CDNLite is pre-1.0. Security fixes are expected to land on the default branch until release branches exist. Do not assume older commits or forks receive backported fixes unless a maintained release line is explicitly documented.

Reporting A Vulnerability

Do not publish exploit details, secrets, tokens, private hostnames, customer data, or sensitive logs in a public issue.

No private disclosure email is currently documented in this repository. Open a minimal GitHub issue without exploit details and request a private disclosure channel.

Please include only:

  • A short affected-area summary.
  • The version, commit, or deployment mode affected.
  • Whether the issue appears remotely exploitable.
  • A safe contact path for follow-up if GitHub does not provide one.

Responsible Disclosure Expectations

  • Give maintainers reasonable time to investigate before public disclosure.
  • Avoid accessing data that is not yours.
  • Do not run destructive tests against systems you do not own.
  • Do not include weaponized payloads in public reports.

Local Defaults Warning

Default local credentials such as admin / admin, local API tokens, local edge tokens, and example secrets are for development only. Replace them before any shared, internet-facing, or production-like deployment.

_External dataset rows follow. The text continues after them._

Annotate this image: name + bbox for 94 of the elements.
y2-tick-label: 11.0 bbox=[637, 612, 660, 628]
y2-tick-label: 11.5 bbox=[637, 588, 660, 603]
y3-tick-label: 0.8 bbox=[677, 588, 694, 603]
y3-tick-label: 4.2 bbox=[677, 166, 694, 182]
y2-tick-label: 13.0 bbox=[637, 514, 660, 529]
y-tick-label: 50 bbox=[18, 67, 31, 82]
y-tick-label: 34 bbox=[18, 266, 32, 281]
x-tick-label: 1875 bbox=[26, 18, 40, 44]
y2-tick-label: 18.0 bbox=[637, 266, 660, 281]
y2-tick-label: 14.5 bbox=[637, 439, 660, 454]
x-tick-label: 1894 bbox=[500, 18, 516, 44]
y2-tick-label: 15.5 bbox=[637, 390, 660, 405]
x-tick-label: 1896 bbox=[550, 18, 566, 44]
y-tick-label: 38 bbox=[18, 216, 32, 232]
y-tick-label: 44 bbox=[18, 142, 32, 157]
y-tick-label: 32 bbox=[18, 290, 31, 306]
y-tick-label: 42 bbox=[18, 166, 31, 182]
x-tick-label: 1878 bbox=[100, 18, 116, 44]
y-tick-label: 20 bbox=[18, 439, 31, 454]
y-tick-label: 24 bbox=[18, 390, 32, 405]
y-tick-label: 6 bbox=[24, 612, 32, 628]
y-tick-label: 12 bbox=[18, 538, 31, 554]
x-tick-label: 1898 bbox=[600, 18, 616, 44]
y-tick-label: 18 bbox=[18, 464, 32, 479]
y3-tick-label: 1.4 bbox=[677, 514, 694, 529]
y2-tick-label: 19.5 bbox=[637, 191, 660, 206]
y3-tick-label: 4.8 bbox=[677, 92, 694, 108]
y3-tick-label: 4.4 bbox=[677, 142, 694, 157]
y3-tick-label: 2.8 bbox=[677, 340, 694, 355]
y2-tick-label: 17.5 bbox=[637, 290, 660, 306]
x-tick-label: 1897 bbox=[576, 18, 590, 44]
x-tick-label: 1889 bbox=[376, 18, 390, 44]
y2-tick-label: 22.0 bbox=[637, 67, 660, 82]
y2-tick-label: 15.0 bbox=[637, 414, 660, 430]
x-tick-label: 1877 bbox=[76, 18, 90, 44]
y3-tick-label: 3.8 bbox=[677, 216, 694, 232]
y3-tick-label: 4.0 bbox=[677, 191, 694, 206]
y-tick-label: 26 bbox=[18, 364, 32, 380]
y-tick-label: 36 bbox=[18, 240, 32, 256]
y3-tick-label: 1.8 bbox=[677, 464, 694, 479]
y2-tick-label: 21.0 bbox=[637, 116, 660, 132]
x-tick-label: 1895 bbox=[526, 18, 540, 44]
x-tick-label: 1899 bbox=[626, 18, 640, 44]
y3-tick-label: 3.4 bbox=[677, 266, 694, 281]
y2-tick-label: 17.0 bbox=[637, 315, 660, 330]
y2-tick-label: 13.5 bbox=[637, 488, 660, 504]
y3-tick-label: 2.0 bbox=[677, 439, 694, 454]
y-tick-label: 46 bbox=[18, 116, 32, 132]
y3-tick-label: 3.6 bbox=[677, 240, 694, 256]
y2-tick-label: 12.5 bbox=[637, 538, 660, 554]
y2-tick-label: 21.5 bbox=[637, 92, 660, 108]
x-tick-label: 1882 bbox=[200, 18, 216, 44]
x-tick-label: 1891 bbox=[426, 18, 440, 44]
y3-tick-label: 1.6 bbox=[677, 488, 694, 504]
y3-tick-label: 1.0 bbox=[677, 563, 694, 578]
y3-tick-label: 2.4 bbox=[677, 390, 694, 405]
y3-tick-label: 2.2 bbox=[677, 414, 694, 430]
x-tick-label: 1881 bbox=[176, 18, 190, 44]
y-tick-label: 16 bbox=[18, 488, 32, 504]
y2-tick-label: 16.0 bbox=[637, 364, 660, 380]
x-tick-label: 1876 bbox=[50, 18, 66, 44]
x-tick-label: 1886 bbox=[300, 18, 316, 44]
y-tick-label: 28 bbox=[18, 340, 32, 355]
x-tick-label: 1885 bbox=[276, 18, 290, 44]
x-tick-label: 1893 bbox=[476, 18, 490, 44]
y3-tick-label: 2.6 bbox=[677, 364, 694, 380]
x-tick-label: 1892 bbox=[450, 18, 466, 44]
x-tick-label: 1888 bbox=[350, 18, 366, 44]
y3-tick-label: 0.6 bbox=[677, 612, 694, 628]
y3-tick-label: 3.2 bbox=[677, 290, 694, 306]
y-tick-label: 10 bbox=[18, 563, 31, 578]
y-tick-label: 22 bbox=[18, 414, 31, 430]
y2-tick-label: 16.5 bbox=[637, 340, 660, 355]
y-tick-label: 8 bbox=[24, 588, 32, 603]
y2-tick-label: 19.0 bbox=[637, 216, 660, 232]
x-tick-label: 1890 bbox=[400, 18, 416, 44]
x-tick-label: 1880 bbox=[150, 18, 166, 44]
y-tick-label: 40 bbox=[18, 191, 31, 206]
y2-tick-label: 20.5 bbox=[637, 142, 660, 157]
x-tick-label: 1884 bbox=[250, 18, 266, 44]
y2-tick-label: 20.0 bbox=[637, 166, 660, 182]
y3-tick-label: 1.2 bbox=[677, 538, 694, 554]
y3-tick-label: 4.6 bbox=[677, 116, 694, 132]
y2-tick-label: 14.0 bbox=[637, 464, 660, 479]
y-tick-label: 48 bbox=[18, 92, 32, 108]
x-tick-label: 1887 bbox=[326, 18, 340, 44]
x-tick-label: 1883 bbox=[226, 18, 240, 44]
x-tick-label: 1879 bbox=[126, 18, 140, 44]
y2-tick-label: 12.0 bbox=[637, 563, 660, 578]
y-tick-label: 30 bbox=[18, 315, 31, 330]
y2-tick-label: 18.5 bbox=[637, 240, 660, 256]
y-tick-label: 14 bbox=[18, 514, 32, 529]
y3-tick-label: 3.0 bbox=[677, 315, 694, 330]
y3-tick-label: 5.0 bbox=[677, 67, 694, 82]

Production Hardening Checklist

  • Put core API and dashboard behind TLS.
  • Put the dashboard behind external authentication until native SSO/RBAC is implemented.
  • Rotate CDNLITE_API_TOKEN, edge tokens, database passwords, PowerDNS API keys, ACME credentials, and signing secrets.
  • Disable or replace bootstrap credentials.
  • Restrict PostgreSQL, PowerDNS, Recursor, DNSGeo, and internal API access to trusted networks.
  • Back up PostgreSQL and test restores.
  • Enable log collection and monitor health endpoints, edge heartbeats, PowerDNS sync status, WAF events, and audit logs.
  • Keep host OS, Docker, OpenResty, PHP dependencies, npm dependencies, and PowerDNS components patched.
  • Review WAF and rate-limit rules before exposing critical workloads.

Secret Handling

  • Never commit .env, private keys, certificates, tokens, database dumps, or production logs.
  • Use a secrets manager or deployment-specific secret injection for production.
  • Treat edge tokens and API tokens as credentials with infrastructure access.
  • Rotate secrets after employee departure, suspected compromise, or accidental exposure.

Edge Token Rotation

Each edge should have its own token. Rotate tokens one edge at a time so you can verify heartbeat, config polling, metrics ingest, and security-event ingest before moving to the next edge.

API Token Guidance

Use strong random API tokens, keep them out of shell history where possible, and scope network access around services that need automation. Native scoped API keys are on the roadmap.

TLS Guidance

Use TLS for dashboard, API, and public edge traffic. For split deployments, use TLS or a trusted private network between edge nodes, core services, and DNS components.

Dashboard External Auth

Until native OIDC/SAML SSO and enterprise RBAC are implemented, place the dashboard behind a trusted external authentication layer such as an identity-aware proxy, VPN, or private access gateway.

PowerDNS API Exposure

The PowerDNS API can change DNS records. Do not expose it directly to the public internet. Bind it to trusted networks, rotate the API key, and monitor zone update activity.